Feeling this verb as “walk” makes it more concrete than the New Revised Standard Version’s generic “live.” It conjures the physical striding or strolling, moving forward upright on two feet, that characterizes human beings, or did until we succumbed to the sedentariness of the modern world.

In the Gospels, to not be able to walk represents dis-ease, something wrong that calls out to be healed. Motionlessness might be caused by being paralyzed within or by being constrained without—by chains or by prison or by brute force.

Making the lame to walk, or better even to leap, is a sign of the dawning of God’s coming (Isaiah 35:5-6). “Stand up and take your mat and walk” (Mark 2:9) is Jesus’ shorthand instruction for being healed. The forgiven man heading out of the house through the door images liberation.

My favorite is in Mark 5:41-42. After she is raised from the dead—with the words Talitha, cum—the little girl gets up and begins to walk about. Walking is as essential a sign of living as seeing, hearing, and speaking. 

In the letters the command to walk is moral exhortation. How you walk is how you live: walking in newness of life; walking honorably (Romans); walking in love (Ephesians); and, here in Colossians, walking in Christ.

The vivid and violent metaphors in the next verses convey the power of the forces that have constrained the Colossians’ lives in the past, before baptism into Christ: “the record that stood against us with its legal demands” and “the rulers and authorities.” As Claire and I worked and played our way through Colossians as women scholars and followers of Christ, we grew to know the women in the church in Colossae who embraced the spirituality of the hymn to Christ in Colossians 1:16-20, holding fast to Christ who pervades all things.

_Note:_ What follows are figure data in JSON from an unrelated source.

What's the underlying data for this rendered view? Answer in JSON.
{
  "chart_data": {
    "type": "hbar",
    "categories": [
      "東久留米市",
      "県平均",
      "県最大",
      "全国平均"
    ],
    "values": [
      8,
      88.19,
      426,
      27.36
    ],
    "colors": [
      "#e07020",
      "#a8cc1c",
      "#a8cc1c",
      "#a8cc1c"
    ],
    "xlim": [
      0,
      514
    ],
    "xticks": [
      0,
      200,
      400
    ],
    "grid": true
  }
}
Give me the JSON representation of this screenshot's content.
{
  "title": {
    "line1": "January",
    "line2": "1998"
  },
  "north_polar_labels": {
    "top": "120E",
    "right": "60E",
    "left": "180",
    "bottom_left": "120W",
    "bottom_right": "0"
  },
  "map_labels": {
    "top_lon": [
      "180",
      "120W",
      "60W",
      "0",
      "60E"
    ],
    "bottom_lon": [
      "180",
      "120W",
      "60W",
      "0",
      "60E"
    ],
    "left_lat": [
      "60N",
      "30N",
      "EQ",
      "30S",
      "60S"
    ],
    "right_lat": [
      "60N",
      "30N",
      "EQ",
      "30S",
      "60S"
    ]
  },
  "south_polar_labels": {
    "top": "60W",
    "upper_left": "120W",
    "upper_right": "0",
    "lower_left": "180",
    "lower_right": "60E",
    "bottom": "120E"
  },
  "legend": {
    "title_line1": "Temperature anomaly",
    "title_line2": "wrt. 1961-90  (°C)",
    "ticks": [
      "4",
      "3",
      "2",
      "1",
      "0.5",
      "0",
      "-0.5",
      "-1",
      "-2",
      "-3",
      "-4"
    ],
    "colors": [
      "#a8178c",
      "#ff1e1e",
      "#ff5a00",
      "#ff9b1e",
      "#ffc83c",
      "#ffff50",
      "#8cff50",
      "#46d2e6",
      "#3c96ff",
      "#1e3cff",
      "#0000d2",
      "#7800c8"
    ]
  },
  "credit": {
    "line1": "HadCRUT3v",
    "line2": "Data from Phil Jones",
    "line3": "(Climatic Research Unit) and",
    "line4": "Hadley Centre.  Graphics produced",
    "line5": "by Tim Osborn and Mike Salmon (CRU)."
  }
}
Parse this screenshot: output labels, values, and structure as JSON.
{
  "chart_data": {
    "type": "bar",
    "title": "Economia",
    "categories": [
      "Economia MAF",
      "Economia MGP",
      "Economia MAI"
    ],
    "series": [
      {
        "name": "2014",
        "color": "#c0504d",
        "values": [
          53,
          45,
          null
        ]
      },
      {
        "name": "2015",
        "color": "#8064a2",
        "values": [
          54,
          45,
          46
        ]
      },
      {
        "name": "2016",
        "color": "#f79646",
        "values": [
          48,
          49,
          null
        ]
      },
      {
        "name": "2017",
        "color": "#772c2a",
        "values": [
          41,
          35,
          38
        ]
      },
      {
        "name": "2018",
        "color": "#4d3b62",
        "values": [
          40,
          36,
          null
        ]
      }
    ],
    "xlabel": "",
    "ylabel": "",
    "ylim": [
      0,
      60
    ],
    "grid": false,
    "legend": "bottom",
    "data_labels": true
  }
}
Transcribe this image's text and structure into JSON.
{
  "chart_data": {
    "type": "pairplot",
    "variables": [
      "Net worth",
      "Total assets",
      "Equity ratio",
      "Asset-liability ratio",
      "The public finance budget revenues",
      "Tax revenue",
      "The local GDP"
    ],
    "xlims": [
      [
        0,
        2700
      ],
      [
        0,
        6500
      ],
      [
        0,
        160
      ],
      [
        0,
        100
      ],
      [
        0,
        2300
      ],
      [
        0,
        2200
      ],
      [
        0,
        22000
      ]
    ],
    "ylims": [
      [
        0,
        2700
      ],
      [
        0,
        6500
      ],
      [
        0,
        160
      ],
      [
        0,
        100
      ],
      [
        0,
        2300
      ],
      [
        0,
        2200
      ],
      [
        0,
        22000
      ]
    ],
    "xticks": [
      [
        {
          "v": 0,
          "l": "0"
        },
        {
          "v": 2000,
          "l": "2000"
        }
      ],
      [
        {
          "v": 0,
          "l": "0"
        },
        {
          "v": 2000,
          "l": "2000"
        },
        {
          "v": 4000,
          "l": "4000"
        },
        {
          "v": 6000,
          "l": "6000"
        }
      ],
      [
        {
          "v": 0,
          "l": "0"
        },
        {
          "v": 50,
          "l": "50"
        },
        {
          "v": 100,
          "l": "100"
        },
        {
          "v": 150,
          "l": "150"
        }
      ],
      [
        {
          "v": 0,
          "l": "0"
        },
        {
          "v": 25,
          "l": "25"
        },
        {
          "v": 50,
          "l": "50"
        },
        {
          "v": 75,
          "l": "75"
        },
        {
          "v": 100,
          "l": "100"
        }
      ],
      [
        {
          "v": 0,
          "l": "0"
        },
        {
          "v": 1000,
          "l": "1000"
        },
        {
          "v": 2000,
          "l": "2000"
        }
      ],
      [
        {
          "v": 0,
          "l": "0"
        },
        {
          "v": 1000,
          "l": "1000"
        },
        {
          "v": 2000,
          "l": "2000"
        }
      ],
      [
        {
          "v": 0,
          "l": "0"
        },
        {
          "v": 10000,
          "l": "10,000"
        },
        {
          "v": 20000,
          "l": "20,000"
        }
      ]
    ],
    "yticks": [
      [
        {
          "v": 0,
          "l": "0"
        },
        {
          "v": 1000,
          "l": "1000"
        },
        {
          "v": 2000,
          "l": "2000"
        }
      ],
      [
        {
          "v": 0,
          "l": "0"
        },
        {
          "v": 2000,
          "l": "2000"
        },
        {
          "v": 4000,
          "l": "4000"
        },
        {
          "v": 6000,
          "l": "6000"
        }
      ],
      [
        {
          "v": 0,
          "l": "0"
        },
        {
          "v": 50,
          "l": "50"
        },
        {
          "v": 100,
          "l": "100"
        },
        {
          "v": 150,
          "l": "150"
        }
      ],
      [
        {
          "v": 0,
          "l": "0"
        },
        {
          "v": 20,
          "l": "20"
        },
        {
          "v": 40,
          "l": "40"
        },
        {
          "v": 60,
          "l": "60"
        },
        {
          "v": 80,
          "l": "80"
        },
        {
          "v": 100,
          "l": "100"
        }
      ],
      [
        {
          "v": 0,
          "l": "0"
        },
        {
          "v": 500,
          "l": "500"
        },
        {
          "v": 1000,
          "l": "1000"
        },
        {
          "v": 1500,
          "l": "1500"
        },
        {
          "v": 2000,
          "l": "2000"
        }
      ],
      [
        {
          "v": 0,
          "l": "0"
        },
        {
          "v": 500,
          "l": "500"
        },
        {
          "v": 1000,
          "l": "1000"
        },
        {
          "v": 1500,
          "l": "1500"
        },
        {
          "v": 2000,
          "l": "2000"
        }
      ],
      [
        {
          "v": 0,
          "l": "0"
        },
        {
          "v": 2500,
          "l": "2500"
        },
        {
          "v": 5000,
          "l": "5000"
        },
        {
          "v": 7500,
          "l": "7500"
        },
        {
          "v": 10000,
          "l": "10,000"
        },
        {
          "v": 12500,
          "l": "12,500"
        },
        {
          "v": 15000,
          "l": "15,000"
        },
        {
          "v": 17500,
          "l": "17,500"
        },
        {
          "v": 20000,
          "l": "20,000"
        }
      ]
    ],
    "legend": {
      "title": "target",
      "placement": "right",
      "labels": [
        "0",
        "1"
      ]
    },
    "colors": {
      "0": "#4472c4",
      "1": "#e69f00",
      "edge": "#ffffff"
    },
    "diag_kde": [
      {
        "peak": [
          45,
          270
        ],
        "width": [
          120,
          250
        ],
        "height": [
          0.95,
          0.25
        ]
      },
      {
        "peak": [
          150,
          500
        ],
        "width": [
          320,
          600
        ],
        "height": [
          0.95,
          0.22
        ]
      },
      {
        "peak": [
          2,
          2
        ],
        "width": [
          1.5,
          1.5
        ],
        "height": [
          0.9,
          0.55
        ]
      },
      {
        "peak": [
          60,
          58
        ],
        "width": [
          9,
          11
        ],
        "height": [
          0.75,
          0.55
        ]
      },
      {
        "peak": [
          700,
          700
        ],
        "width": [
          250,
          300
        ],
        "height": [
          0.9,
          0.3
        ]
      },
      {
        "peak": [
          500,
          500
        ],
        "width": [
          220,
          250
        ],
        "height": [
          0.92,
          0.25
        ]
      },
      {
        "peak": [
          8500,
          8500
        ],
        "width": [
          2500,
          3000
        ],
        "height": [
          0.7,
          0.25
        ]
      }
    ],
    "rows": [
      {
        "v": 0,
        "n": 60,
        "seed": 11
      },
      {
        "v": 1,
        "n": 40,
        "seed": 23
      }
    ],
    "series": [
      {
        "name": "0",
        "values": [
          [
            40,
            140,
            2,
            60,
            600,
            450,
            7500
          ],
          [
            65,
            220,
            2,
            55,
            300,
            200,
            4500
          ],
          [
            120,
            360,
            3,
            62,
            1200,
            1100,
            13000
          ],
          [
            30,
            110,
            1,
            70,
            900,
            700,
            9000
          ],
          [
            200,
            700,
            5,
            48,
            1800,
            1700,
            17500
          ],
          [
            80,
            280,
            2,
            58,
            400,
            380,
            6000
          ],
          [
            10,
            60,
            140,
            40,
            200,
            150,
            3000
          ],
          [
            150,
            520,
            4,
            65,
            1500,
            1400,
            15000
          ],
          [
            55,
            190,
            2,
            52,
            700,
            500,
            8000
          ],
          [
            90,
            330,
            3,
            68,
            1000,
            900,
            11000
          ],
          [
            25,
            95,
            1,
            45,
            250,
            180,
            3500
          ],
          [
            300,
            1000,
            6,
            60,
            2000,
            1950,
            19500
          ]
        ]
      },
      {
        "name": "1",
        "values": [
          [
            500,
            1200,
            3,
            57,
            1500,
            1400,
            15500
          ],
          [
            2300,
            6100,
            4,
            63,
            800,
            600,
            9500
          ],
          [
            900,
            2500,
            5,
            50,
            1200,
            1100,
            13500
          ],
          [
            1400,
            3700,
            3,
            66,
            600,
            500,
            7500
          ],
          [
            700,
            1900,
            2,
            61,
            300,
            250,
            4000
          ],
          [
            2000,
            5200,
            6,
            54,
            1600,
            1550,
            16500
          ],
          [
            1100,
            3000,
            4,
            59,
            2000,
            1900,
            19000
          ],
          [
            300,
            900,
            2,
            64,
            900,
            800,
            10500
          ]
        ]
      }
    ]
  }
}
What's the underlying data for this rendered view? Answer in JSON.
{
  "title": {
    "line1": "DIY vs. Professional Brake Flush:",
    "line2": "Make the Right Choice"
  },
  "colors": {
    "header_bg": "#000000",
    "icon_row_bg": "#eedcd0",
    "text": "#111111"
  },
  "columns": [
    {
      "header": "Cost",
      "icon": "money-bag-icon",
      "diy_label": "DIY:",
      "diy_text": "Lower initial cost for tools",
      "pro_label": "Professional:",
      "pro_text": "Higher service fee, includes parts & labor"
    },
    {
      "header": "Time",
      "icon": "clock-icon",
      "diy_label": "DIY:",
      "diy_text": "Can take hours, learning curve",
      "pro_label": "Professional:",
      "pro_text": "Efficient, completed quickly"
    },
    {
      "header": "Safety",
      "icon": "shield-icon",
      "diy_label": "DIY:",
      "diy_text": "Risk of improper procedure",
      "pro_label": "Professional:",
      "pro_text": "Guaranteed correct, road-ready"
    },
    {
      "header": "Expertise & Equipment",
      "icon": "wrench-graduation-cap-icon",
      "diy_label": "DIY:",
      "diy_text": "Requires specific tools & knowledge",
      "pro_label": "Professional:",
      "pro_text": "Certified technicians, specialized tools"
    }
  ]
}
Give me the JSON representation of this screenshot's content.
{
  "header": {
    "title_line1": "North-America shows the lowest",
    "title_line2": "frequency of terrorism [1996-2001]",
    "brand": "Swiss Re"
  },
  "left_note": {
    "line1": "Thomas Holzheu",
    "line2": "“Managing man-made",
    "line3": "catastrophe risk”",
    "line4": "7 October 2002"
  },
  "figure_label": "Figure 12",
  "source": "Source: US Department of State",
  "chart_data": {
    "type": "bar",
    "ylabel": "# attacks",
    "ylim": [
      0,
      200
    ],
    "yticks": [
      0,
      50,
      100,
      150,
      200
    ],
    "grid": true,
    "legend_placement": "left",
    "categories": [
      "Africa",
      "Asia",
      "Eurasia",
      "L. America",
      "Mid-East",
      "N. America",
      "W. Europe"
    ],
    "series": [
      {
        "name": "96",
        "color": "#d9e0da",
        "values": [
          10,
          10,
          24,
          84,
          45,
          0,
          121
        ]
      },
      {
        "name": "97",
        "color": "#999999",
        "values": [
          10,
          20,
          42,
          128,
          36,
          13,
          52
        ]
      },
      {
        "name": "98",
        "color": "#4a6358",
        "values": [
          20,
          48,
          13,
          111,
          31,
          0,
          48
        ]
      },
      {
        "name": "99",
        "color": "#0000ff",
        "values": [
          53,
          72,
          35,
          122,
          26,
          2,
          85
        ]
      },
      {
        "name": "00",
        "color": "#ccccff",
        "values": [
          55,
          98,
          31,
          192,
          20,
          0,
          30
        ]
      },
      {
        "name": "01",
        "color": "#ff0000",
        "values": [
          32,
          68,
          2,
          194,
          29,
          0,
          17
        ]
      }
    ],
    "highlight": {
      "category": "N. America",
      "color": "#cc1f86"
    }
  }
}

They had been raised; they had been made alive. We imagined the triumph they shared with Christ, who defeated all the powers marshalled against them. We imagined how they stood up and walked forth into the world, growing from little girls to the full womanly stature of Christ.

Cynthia Briggs Kittredge

Cynthia Briggs Kittredge is dean and president of the Seminary of the Southwest in Austin, Texas.